Changing stroke rehab and research worldwide now.Time is Brain! trillions and trillions of neurons that DIE each day because there are NO effective hyperacute therapies besides tPA(only 12% effective). I have 523 posts on hyperacute therapy, enough for researchers to spend decades proving them out. These are my personal ideas and blog on stroke rehabilitation and stroke research. Do not attempt any of these without checking with your medical provider. Unless you join me in agitating, when you need these therapies they won't be there.

What this blog is for:

My blog is not to help survivors recover, it is to have the 10 million yearly stroke survivors light fires underneath their doctors, stroke hospitals and stroke researchers to get stroke solved. 100% recovery. The stroke medical world is completely failing at that goal, they don't even have it as a goal. Shortly after getting out of the hospital and getting NO information on the process or protocols of stroke rehabilitation and recovery I started searching on the internet and found that no other survivor received useful information. This is an attempt to cover all stroke rehabilitation information that should be readily available to survivors so they can talk with informed knowledge to their medical staff. It lays out what needs to be done to get stroke survivors closer to 100% recovery. It's quite disgusting that this information is not available from every stroke association and doctors group.

Monday, March 19, 2018

Feasibility of incorporating functionally relevant virtual rehabilitation in sub-acute stroke care: perception of patients and clinicians

I don't care that this is successful in a test against standard therapy.

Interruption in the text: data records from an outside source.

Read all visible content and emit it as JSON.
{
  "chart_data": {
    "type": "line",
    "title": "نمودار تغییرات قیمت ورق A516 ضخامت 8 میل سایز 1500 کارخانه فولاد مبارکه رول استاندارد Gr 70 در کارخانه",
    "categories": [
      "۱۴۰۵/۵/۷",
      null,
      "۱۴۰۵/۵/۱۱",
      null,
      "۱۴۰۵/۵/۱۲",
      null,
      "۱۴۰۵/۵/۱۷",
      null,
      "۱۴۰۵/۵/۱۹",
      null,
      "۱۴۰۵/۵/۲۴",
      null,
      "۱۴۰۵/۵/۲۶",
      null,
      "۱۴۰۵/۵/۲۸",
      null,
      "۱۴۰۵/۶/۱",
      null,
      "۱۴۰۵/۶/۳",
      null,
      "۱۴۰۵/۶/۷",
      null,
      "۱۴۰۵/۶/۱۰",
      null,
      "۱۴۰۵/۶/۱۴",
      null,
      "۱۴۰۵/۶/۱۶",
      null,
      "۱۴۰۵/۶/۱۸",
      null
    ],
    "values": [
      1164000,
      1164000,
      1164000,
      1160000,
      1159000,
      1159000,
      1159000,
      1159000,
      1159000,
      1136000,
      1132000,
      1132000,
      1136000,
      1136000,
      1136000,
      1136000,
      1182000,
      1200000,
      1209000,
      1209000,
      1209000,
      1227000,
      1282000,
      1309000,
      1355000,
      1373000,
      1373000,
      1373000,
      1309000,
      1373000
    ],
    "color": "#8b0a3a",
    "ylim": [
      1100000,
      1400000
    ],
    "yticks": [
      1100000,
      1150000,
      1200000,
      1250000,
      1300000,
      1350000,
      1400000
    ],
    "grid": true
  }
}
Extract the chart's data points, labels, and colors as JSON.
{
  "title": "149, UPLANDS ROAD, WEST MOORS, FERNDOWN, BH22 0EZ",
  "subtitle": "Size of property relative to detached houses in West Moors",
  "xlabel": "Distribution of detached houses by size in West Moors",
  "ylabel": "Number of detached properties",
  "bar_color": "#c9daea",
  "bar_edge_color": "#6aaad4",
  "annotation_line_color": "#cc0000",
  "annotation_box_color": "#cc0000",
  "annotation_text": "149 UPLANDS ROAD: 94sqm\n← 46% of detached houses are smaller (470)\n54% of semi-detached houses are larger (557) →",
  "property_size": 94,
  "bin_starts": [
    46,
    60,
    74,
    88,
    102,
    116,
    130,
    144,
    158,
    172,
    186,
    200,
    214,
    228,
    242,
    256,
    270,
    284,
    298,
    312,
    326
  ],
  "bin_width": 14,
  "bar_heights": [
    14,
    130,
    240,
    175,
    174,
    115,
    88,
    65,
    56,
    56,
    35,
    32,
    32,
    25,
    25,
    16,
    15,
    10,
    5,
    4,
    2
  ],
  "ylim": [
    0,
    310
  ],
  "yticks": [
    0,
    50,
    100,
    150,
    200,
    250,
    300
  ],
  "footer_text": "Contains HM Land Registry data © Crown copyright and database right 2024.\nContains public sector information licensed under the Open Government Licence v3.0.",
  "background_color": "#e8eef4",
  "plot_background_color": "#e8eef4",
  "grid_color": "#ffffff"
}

What we need to know and never will find out is it better than action observation or mirror therapy?
https://www.tandfonline.com/doi/abs/10.1080/17483107.2018.1449019
Received 01 May 2017, Accepted 03 Mar 2018, Published online: 11 Mar 2018


Purpose: To determine user satisfaction and safety of incorporating a low-cost virtual rehabilitation intervention as an adjunctive therapeutic option for cognitive-motor upper limb rehabilitation in individuals with sub-acute stroke.
Methods: A low-cost upper limb virtual rehabilitation application incorporating realistic functionally-relevant unimanual and bimanual tasks, specifically designed for cognitive-motor rehabilitation was developed for patients with sub-acute stroke. Clinicians and individuals with stroke interacted with the intervention for 15–20 or 20–45 minutes, respectively. The study had a mixed-methods convergent parallel design that included a focus group interview with clinicians working in a stroke program and semi-structured interviews and standardized assessments (Borg Perceived Exertion Scale, Short Feedback Questionnaire) for participants with sub-acute stroke undergoing rehabilitation. The occurrence of adverse events was also noted.
Results: Three main themes emerged from the clinician focus group and patient interviews: Perceived usefulness in rehabilitation, satisfaction with the virtual reality intervention and aspects to improve. All clinicians and the majority of participants with stroke were highly satisfied with the intervention and perceived its usefulness to decrease arm motor impairment during functional tasks. No participants experienced major adverse events.
Conclusions: Incorporation of this type of functional activity game-based virtual reality intervention in the sub-acute phase of rehabilitation represents a way to transfer skills learned early in the clinical setting to real world situations. This type of intervention may lead to better integration of the upper limb into everyday activities.
  • Implications for Rehabilitation
  • • Use of a cognitive-motor low-cost virtual reality intervention designed to remediate arm motor impairments in sub-acute stroke is feasible, safe and perceived as useful by therapists and patients for stroke rehabilitation.

  •    • Input from end-users (therapists and individuals with stroke) is critical for the development and implementation of a virtual reality intervention.